There are very real, frightening problems with Germán’s onfield performance. He stopped missing bats, and his stuff is fine, but not great, which usually leads to guys getting teed off on. His changeup is a legitimately good secondary offering, but his curveball is not, as it ranks well below average in both horizontal and vertical movement. Yet for his career, he’s thrown twice as many curveballs as changeups. While his curveball does have a relatively high whiff rate, the change is a better pitch, and one significant adjustment he should make is to switch around those usages.

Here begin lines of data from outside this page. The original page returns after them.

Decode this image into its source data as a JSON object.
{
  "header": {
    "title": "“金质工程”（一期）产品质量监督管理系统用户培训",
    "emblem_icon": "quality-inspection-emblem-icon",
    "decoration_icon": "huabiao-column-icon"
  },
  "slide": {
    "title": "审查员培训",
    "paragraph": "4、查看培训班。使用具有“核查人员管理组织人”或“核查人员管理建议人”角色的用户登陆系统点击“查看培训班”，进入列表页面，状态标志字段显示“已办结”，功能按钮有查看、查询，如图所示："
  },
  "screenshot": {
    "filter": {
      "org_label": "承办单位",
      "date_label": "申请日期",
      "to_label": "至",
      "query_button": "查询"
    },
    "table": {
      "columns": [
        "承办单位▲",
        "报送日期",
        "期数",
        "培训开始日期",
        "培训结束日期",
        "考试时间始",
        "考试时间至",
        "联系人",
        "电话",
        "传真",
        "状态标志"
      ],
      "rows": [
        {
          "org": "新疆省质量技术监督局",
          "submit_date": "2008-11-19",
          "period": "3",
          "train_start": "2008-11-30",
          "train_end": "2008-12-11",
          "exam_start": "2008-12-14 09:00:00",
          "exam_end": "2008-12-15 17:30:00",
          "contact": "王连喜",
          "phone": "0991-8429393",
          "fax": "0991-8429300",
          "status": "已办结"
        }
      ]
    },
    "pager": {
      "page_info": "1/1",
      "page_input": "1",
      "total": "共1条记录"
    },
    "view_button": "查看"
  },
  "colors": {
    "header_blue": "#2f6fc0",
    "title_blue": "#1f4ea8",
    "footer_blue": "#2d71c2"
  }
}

The problem with saying “this is one adjustment he should make” is that largely, he hasn’t been able to make adjustments. He started strong in 2019, and got worse, and worse, and worse as the year went on:
ERA is a problematic statistic at times, so monthly variations in it need to be discounted, but you can see how closely it tracked a deteriorating FIP as well. K-BB%, for my money the single most important pitching statistic, followed a similar trend over the season:
Now maybe Germán was fatigued — he pitched more innings in 2019 than ever before, and that’s a very valid possible explanation for why he got so much worse as the year went on. Two problems with that explanation exist, though, and the first goes back to those heatmaps. Fatigue is a very possible explanation, but so is the fact that he throws so many pitches over the middle of the zone, and guys started to catch on. You can get away with that kind of location problem for a month, but you really can’t for five or six.
There’s also the fact that if fatigue was a problem two years ago, it’s going to be a problem in 2021. Germán hasn’t pitched in more than a year, and as we’ve seen, that year wasn’t as good as the top line stats might indicate. He could still be a dependable fifth starter in the rotation, but just hasn’t shown the stuff, stamina or ability to adjust to be counted on for anything else.